Encaró para el lado de los restaurantes, pero los que daban a la calle tenían pinta de muy chetos o muy internacionales para ella. Entonces, decidió perderse por alguna callecita lateral y encontró un bar que tenía unas mesas afuera, sobre las que pegaba el sol, con una onda parisina increíble (aunque nunca hubiera estado en París, así se imaginaba ella un bar en París). Se sentó.

Qué tarada… me olvidé de traer un libro –se autoregañó. Y pensó que un libro en ese lugar y con el sol dándole de espaldas, hubiese sido el moño ideal para su salida.
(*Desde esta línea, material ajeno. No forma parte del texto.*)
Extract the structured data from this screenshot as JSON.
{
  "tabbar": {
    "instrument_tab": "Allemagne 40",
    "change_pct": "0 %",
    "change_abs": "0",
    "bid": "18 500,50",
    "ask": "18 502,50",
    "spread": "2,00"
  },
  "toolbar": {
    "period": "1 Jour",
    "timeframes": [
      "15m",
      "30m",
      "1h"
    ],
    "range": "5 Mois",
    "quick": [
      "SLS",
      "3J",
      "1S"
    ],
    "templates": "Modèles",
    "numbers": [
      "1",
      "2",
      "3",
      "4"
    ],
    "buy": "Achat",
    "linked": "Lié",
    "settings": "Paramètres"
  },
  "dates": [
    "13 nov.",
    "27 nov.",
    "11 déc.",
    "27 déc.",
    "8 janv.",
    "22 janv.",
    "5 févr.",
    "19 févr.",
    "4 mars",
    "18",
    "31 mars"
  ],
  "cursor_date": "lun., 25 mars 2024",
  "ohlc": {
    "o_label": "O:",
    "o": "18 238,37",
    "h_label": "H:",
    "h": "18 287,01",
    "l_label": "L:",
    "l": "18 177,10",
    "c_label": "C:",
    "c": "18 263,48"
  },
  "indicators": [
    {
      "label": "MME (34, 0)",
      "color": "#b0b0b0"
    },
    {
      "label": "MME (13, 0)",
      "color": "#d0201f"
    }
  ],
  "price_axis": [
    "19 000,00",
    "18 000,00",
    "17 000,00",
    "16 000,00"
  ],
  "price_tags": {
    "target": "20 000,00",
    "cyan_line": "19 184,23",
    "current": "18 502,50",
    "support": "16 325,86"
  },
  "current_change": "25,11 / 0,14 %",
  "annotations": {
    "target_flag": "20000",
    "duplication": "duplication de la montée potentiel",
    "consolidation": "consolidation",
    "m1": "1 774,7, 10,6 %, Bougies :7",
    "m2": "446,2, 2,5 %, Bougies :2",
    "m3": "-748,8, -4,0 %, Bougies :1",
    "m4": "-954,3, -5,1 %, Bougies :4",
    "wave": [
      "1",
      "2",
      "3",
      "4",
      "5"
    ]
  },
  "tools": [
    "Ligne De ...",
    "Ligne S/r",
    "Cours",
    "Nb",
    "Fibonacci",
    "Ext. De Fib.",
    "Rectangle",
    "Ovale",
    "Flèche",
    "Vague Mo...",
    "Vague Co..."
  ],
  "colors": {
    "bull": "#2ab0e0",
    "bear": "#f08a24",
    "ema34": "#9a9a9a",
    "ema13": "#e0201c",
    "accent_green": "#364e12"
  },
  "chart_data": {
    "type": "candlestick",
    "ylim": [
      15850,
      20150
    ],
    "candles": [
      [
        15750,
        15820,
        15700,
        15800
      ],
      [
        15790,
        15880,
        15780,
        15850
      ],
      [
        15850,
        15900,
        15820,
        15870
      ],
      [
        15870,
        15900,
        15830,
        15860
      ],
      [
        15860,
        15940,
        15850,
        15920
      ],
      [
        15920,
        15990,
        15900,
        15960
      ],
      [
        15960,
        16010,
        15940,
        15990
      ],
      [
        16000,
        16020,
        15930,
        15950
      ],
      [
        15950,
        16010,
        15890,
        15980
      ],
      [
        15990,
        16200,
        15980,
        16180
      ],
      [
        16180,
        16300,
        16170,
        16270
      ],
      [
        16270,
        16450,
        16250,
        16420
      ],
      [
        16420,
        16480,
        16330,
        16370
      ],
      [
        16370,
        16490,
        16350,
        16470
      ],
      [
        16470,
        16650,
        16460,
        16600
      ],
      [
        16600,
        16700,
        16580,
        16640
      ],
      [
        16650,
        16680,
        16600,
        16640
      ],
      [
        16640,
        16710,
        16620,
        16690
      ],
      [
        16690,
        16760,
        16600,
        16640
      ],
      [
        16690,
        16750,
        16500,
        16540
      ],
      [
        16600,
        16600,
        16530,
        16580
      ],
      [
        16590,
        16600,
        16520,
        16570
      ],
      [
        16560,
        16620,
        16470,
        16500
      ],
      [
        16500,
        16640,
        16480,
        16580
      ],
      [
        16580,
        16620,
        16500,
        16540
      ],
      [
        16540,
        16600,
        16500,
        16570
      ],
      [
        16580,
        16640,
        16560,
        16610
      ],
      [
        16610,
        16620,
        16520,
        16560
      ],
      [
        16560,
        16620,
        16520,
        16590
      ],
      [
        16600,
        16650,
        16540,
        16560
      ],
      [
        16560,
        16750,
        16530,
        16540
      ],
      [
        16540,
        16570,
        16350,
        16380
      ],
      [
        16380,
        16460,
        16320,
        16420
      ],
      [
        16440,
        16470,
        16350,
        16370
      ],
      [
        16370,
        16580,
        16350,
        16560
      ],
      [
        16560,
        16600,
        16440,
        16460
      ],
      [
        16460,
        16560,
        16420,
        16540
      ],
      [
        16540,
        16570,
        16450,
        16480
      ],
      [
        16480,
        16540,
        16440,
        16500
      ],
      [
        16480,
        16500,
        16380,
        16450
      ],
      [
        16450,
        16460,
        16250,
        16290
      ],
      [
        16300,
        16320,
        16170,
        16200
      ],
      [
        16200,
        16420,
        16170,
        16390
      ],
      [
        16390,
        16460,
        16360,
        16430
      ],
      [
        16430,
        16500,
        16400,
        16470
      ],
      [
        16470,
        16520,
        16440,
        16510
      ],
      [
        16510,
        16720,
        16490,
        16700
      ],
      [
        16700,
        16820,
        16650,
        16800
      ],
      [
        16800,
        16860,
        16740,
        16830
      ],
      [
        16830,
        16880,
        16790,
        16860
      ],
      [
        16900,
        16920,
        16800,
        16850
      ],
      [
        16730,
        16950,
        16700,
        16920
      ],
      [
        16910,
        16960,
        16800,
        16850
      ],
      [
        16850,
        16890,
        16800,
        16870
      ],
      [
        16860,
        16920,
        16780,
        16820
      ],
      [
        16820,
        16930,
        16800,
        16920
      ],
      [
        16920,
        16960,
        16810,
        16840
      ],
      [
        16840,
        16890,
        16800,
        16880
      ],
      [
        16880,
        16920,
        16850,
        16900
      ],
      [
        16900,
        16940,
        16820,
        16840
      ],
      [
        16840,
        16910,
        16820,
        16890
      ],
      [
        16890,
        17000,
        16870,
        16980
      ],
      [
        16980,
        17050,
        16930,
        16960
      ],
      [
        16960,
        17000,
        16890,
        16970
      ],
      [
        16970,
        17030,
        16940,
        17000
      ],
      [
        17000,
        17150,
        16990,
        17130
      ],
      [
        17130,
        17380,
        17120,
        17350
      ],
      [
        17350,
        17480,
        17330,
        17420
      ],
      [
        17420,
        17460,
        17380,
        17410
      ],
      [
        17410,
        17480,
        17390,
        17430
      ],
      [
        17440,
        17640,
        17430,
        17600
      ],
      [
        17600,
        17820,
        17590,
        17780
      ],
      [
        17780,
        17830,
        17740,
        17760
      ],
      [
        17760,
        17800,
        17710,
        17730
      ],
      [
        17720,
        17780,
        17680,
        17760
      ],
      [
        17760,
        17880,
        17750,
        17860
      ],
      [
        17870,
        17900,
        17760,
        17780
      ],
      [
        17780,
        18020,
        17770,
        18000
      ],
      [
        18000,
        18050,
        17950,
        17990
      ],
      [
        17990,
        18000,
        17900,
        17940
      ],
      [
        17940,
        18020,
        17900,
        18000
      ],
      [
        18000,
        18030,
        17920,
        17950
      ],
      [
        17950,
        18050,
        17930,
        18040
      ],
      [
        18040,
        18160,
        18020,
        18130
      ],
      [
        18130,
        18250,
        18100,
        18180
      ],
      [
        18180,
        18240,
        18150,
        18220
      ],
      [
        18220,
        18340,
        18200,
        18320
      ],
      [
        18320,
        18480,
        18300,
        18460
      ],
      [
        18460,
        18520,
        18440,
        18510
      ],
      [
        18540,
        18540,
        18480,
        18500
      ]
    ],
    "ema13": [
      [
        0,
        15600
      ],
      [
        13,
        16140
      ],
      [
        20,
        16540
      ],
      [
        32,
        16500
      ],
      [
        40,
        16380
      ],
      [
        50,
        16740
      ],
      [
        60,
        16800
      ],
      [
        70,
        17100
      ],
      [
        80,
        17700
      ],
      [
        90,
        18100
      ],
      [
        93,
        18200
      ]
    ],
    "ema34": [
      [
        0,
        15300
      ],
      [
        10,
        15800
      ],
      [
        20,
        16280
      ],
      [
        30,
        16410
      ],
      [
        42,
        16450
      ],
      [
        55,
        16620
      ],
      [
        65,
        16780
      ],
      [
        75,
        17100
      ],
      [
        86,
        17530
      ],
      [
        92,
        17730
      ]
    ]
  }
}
Llamó a la moza y le pidió la carta. Todo lo que leyó, le gustó. Fue difícil decidirse.

-          Qué vas a pedir?
-          Un sándwich de rúcula, tomate y queso brie.
-          Para tomar?
-          Un jugo de limonada y menta.
-          Excelente elección.
-          Gracias.

Estaba en pleno romance con ella misma, con su decisión, con su elección, con su osadía de salir sola al mundo, casi cayendo sobre el prado verde que había visualizado por la mañana, cuando sonó el teléfono. Empezó a bucear en su cartera inmensa, revolviendo cosas para poder encontrarlo, sin demasiada suerte, hasta que dejó de sonar, cuando finalmente pudo capturarlo.

Llamada perdida. Seba ex.

Sin más, volvió a instalarse en la delgada línea roja. De un lado, el prado. Del otro, el valle… y la pregunta sin respuesta: Para qué habrá llamado?